A Study on Pharmacokinetics of Bosentan with Systems Modeling, Part 1: Translating Systemic Plasma Concentration to Liver Exposure in Healthy Subjects

• Published in: Drug metabolism and disposition Vol. 46; no. 4; pp. 346 - 356
• Main Authors: Li, Rui, Niosi, Mark, Johnson, Nathaniel, Tess, David A., Kimoto, Emi, Lin, Jian, Yang, Xin, Riccardi, Keith A., Ryu, Sangwoo, El-Kattan, Ayman F., Maurer, Tristan S., Tremaine, Larry M., Di, Li
• Format: Journal Article
• Language: English
• Published: United States Elsevier Inc 01.04.2018; American Society for Pharmacology and Experimental Therapeutics, Inc
• Subjects: ATP-Binding Cassette Transporters - metabolism; Bile; Biopsy; Bosentan; Confidence intervals; Drug interaction; Drug interactions; Drug Interactions - physiology; Exposure; Healthy Volunteers; Hepatocytes - metabolism; Humans; Liver; Liver - metabolism; Mathematical models; Membrane Transport Proteins - metabolism; Modelling; MRP protein; Multidrug resistance; Multidrug Resistance-Associated Proteins - metabolism; Organic Anion Transporters - metabolism; Organic Anion Transporters, Sodium-Dependent - metabolism; Pharmacodynamics; Pharmacokinetics; Pharmacology; Predictions; Proteins; Sensitivity analysis; Sodium; Substrates; Sulfonamides - blood; Sulfonamides - pharmacokinetics; Symporters - metabolism; Toxicity; DILI; BSEP; CI; DDI; MCMC; PBPK; MRP; OATP; ET; RBC; NTCP; P450; PK; PET
• ISSN: 0090-9556; 1521-009X; 1521-009X
• DOI: 10.1124/dmd.117.078790

Understanding liver exposure of hepatic transporter substrates in clinical studies is often critical, as it typically governs pharmacodynamics, drug-drug interactions, and toxicity for certain drugs.

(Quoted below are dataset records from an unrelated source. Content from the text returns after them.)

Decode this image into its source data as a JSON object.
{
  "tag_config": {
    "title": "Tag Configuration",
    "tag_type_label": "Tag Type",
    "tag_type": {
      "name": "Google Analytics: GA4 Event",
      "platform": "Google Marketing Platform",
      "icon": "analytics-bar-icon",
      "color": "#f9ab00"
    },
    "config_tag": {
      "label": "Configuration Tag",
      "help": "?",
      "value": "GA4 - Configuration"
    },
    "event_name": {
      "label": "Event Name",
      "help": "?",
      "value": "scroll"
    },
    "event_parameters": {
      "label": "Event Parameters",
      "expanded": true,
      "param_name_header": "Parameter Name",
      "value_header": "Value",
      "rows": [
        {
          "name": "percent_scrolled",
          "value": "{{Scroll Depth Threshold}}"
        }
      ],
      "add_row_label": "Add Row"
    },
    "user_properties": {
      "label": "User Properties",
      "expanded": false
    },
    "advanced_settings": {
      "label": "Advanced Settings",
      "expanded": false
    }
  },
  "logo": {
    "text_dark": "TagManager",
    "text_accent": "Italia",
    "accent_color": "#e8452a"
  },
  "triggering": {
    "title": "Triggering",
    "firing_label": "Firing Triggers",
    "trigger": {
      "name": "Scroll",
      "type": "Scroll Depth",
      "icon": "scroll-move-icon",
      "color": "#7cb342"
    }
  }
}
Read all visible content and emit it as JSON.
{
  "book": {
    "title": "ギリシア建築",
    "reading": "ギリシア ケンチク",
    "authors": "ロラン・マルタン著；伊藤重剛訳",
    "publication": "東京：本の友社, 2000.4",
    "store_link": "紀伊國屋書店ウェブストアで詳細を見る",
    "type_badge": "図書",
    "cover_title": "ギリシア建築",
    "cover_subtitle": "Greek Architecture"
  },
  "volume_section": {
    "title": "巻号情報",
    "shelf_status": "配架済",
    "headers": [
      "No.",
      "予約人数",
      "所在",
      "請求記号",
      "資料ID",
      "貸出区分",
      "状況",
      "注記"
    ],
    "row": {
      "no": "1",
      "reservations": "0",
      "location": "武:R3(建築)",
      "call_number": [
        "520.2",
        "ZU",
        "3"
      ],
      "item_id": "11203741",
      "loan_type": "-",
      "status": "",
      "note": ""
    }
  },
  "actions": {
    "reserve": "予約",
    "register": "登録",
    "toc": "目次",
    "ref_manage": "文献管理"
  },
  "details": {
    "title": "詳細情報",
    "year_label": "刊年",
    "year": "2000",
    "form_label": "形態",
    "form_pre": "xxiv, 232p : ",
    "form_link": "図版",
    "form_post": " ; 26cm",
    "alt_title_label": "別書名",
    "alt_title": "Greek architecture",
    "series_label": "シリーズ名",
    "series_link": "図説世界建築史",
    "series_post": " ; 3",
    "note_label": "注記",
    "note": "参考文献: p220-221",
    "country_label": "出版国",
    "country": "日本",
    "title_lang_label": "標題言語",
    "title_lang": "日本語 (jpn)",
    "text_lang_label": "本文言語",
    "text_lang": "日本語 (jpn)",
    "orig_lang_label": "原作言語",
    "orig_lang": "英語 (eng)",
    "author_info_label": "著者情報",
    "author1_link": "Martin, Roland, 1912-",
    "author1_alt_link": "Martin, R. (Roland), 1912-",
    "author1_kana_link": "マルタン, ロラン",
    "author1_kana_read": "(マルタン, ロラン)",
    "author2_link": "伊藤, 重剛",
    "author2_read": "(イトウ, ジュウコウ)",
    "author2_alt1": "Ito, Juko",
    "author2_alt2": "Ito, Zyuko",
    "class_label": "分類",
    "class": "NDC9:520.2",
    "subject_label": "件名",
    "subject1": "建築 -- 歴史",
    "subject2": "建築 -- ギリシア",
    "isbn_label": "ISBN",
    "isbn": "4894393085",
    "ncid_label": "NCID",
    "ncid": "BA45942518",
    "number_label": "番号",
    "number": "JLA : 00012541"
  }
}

However, this is a challenging task since there is currently no easy method to directly measure drug concentration in the human liver. Using bosentan as an example, we demonstrate a new approach to estimate liver exposure based on observed systemic pharmacokinetics from clinical studies using physiologically based pharmacokinetic modeling. The prediction was verified to be both accurate and precise using sensitivity analysis. For bosentan, the predicted pseudo steady-state unbound liver-to-unbound systemic plasma concentration ratio was 34.9 (95% confidence interval: 4.2, 50). Drug-drug interaction (i.e., CYP3A and CYP2B6 induction) and inhibition of hepatic transporters (i.e., bile salt export pump, multidrug resistance-associated proteins, and sodium-taurocholate cotransporting polypeptide) were predicted based on the estimated unbound liver tissue or plasma concentrations. With further validation and refinement, we conclude that this approach may serve to predict human liver exposure and complement other methods involving tissue biopsy and imaging.